Overwhelmed by trash, jurisdictions around the world are banning single-use plastic takeaway containers and cups. Europe says plastic beverage cups have to go by 2021. India wants them out by 2022. Taiwan set a deadline of 2030. Surcharges like Berkeley’s are likely to get more common in an attempt to quickly change consumer behavior before more outright bans. For chains like Starbucks Corp., which goes through about 6 billion cups a year, this represents no less than an existential dilemma. Dunkin’ recently renamed itself to de-emphasize its donut origins and now makes close to 70 percent of its revenue from coffee drinks. But it’s also a pressing problem for McDonald’s Corp. and the much wider fast-food industry.
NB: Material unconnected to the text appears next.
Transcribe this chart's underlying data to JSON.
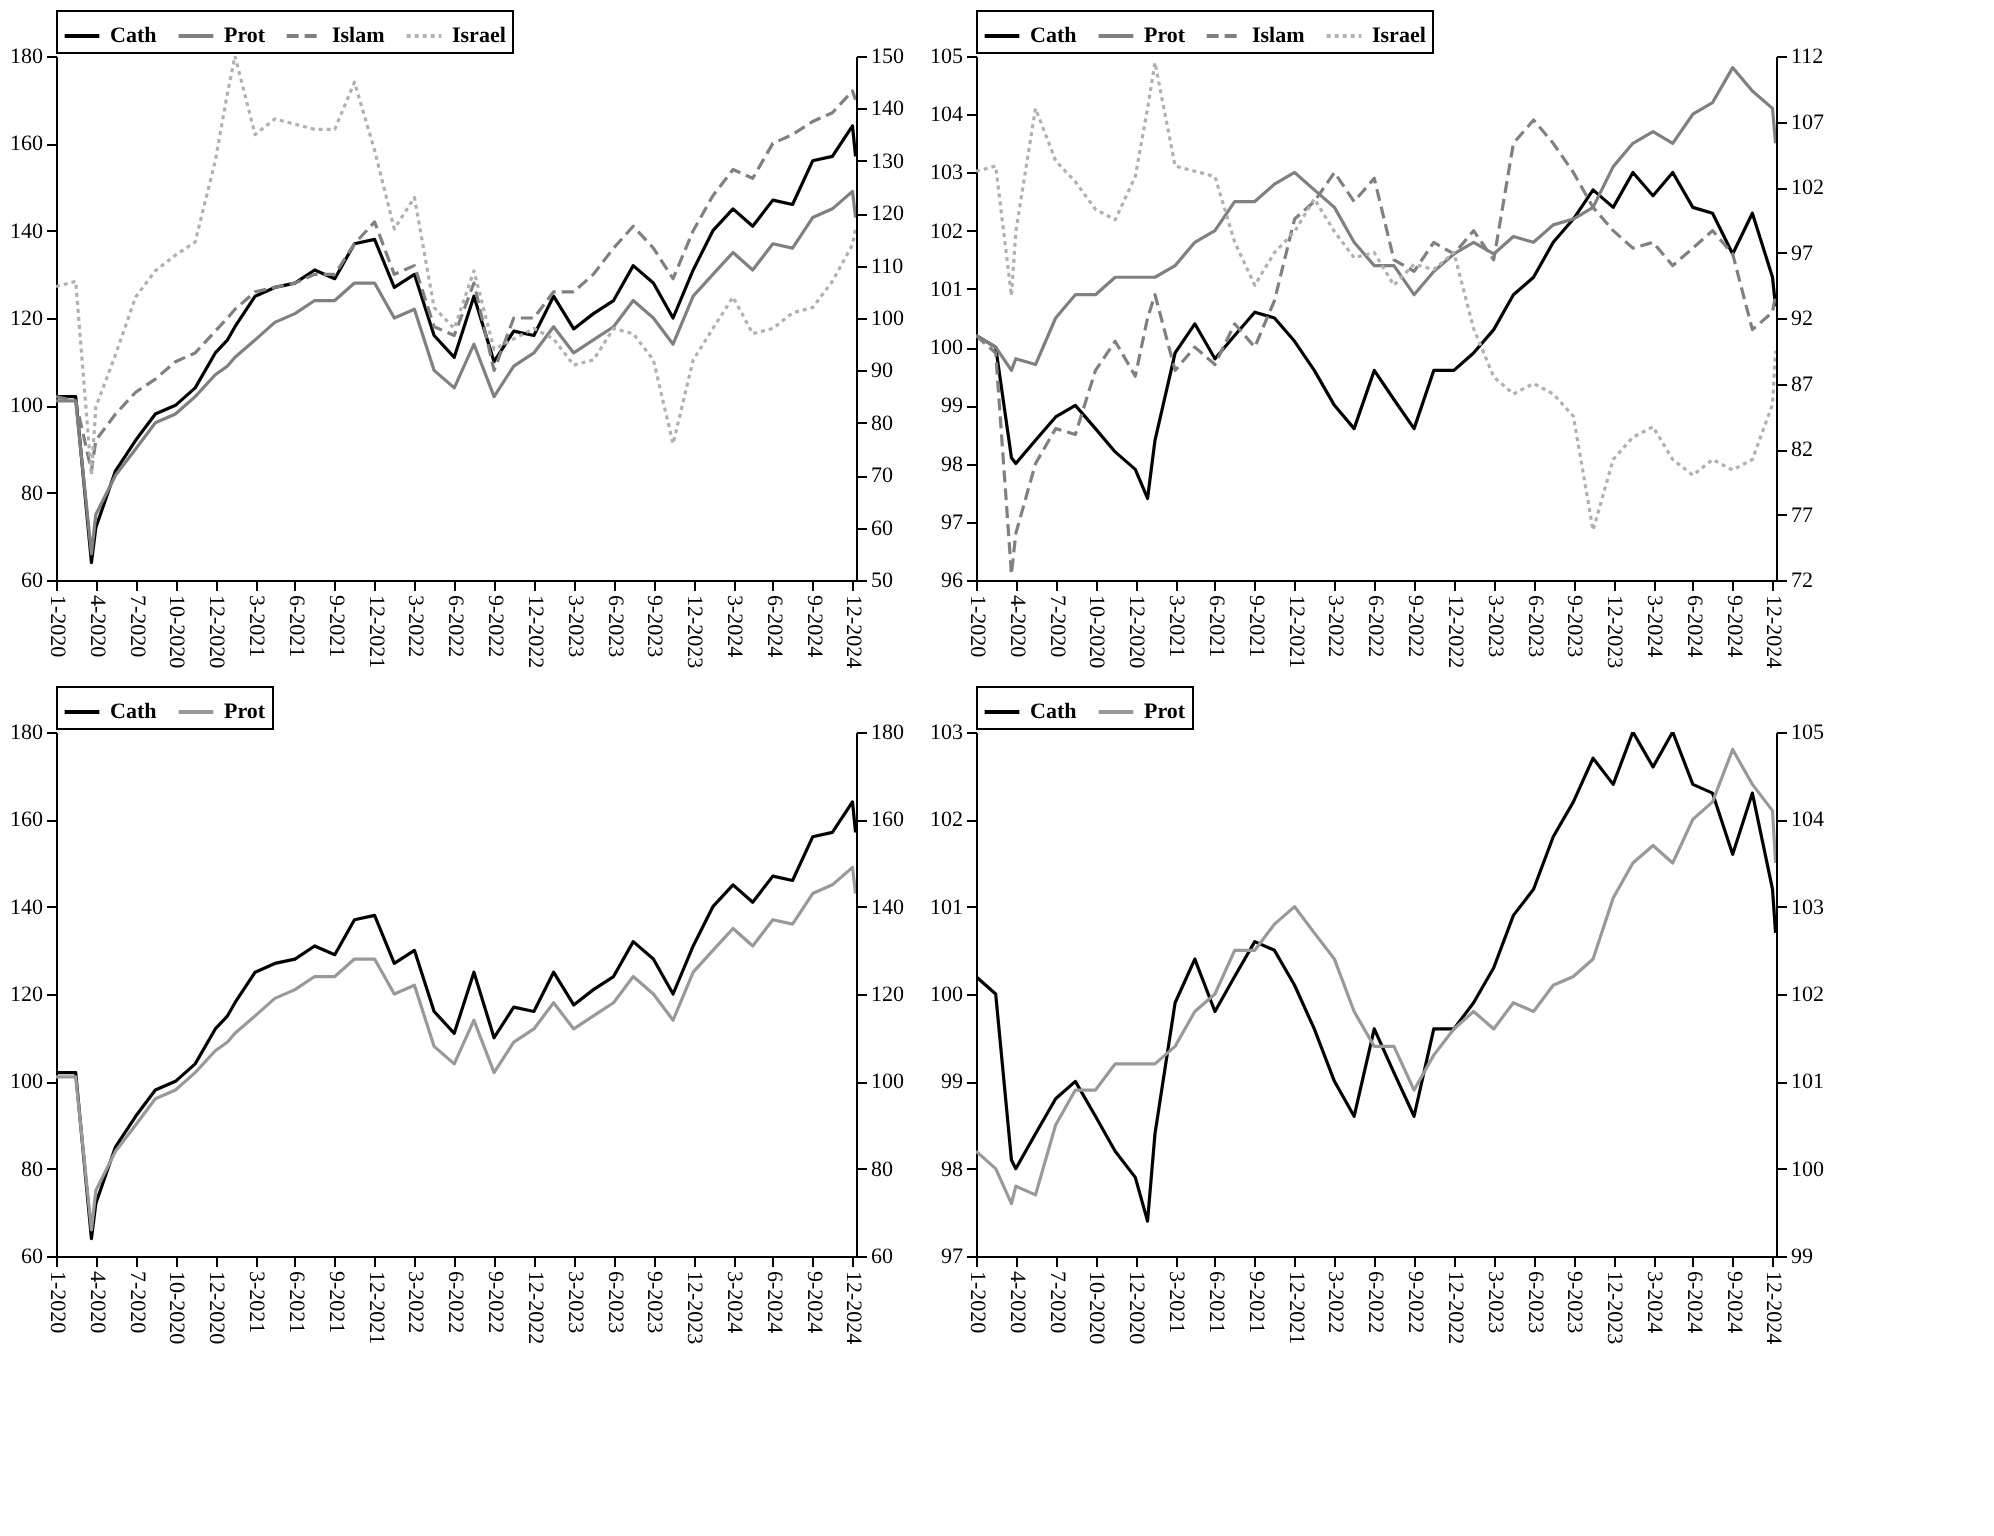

Executives have long suspected this day would come. Separately and together, they’ve been working on a more environmentally friendly alternative to the plastic-lined, double-walled, plastic-lidded paper cup for more than a decade. It hasn’t gone that well. “It nags at my soul,” said Scott Murphy, chief operating officer of Dunkin’ Brands Group Inc., which goes through 1 billion coffee cups a year. He’s been working on the chain’s cup redesign since it pledged to stop using foam in 2010. This year, its stores are finally making the transition to paper cups, and they continue to tinker with new materials and designs.

“It’s a little more complicated than people give us credit for,” says Murphy. “That cup is sort of the most intimate interaction with our consumer. It’s a big part of our brand and our heritage.”

Disposable cups are a relatively modern invention. About 100 years ago, public health advocates were eager to ban a different kind of cup—the public drinking vessel, a shared tin or glass cup left near drinking fountains. When Lawrence Luellen patented a wax-lined throwaway cup, he billed it as an innovation in hygiene, a prophylactic measure to counter diseases like pneumonia and tuberculosis.

To-go coffee culture didn’t emerge until much later. McDonald’s rolled out breakfast nationwide in the late 1970s. A little more than a decade later, Starbucks opened its 50th store. Together with Dunkin’, the three now sell close to $20 billion in coffee annually, according to an estimate from BTIG LLC analyst Peter Saleh.